By Chanel Smith EMEA Editor (@PYMNTS_EMEA)
Online banking is a prominent trend in many regions around the world, yet it is still comparatively untapped in Gulf Cooperation Council countries.
In the last 10 years, online banking has been a burgeoning trend and has been growing by an average of 10 percent per year-over-year in developed areas. Despite the maturity of the banking channel, Arab countries in the GCC are not quite up to speed. According to an ATKearney study, only about 30 percent of GCC bank customers are registered to online banking programs, and only a little over half (18 percent) of said users admit they are avid online bankers. However, new trends are on the horizon, as the report analyzed GCC demographics, current trends and user profiles that indicate online banking may soon blossom in this region.
GCC countries have an online banking penetration rate of less than 20 percent. For the purpose of comparison, developed countries around the world have an average of about 50 percent, and highly active countries such as Japan, Korea and Canada jump up to even higher rates of about 70 percent. The report shared that developing nations generally have a below 20 percent penetration rate. GCC bank consumers are in line with the average rates based on their economic status, however ATKearney indicated there is reason to believe online banking will become a huge trend in the future.
Firstly, the adoption rate for Internet usage in the GCC is relatively high. The study reported that there is an 82 percent penetration rate in Qatar, 78 percent in the U.A.E., 62 percent in Oman, 55 percent in Bahrain, 41 percent in Saudi Arabia and 38 percent in Kuwait. The foundation to encourage online banking is well positioned in these countries since Internet use is already common amongst consumers.
The study highlighted that a changing consumer profile within the region as well. Customers who are 40 years and older reveal that they prefer face-to-face banking services. These consumers are dubbed the “digital deniers.” The digital deniers represent the majority of customers in the GCC, however the number of younger bank customers is quickly growing. These younger consumers are much more active with digital technology and the Internet, and will likely be more comfortable with online banking.
The report also explained that online behavior is on the cusp of change. Many customers still fear fraud attacks and cybercrime. Due to security issues, there is a lack of trust among consumers in the GCC. Yet, despite the history of online fear, the number of customers making online payments is increasing. The study reports that this trend suggests that there are changes in the consumer profile, and that more customers are interested in the eCommerce channel. Arab customers are becoming accustomed to online activity, which is integral for online banking adoption.
Finally, the study highlighted the low quality of service in traditional banking channels, and reported a dwindling number of physical retail branches in various GCC countries. GCC banks do not focus as much on customer satisfaction in comparison to other regions. About 75 percent of U.S. banking customers say they are satisfied with their banks’ services, but in the U.A.E. only 50 percent of native customers and 10 percent of expat customers said they were happy with bank services. The study stated that the poor customer satisfaction is largely due the region’s lack of skilled staff working in banks, which is commonly caused by the country’s high turnover rate of front office personnel.

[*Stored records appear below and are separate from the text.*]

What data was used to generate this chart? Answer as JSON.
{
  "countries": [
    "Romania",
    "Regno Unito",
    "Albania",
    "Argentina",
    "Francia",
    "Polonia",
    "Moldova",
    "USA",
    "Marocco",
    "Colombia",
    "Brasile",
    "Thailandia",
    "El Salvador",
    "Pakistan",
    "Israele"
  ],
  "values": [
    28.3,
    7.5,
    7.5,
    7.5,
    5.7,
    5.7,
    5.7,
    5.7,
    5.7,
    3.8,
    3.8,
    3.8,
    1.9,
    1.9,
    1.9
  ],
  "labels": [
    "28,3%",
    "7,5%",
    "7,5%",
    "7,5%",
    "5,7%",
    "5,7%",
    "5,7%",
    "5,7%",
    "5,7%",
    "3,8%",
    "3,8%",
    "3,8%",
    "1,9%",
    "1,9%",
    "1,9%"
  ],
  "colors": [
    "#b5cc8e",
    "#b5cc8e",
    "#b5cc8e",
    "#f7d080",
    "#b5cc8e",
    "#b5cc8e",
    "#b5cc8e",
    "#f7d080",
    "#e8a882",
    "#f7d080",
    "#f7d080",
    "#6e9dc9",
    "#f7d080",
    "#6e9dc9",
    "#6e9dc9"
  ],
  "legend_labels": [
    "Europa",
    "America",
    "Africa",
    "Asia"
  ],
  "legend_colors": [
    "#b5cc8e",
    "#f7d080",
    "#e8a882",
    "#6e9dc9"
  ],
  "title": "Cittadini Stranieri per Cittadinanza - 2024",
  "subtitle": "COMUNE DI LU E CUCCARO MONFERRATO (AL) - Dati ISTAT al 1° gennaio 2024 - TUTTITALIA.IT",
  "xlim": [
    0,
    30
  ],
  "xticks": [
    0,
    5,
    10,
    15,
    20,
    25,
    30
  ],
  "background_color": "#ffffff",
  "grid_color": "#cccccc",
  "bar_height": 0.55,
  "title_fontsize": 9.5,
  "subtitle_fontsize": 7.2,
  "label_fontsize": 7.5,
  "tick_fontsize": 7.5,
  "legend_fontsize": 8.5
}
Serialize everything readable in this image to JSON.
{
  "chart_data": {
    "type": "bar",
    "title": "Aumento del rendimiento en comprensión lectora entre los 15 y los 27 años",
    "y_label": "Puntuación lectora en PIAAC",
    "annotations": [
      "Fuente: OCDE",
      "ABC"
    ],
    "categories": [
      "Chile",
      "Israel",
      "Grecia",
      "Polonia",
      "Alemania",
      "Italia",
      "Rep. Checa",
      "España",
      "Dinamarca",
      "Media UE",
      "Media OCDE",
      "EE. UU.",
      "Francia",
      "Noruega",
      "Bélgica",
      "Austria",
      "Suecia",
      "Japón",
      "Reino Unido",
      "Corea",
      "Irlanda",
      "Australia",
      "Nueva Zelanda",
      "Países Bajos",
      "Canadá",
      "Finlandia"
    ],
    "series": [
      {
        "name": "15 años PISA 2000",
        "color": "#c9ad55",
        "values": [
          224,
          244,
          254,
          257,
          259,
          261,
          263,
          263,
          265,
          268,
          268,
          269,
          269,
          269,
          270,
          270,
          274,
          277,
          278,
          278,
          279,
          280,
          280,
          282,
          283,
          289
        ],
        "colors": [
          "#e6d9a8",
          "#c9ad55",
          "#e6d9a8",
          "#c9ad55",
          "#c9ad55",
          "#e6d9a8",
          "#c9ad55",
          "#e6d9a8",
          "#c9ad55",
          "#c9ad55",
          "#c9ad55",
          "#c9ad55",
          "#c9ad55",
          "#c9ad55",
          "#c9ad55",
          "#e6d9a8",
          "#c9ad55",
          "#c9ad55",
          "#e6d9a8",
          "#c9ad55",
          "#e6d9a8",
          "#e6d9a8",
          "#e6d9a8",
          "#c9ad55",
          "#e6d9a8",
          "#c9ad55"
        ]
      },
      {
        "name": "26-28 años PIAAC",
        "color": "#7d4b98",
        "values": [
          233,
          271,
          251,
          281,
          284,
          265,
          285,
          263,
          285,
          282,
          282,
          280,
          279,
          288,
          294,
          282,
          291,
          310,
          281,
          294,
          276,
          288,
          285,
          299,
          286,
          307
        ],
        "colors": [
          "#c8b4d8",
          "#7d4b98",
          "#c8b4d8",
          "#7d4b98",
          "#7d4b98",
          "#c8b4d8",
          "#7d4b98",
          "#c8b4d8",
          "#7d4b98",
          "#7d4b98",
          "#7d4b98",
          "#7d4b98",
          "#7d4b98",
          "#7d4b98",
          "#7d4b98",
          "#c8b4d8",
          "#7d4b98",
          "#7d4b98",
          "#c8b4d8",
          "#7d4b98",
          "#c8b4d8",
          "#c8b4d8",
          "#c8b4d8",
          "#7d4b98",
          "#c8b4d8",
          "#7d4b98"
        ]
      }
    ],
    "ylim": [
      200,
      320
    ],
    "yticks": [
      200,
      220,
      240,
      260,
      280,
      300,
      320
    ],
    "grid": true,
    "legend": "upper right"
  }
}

Moreover, the study reported that the number of retail branches per capita is very low in several countries, especially in Saudi Arabia. Countries that have a low percentage of branches will have greater opportunity to roll out successful online banking programs.
The U.S. and European market had a similar experience, where the abating number of branch locations was followed by the strong emergence of online banking. The study indicated that online banking will allow GCC customers to have more flexibility and control over their banking transactions, which is integral for meeting the changing consumer demands and improving the customer experience.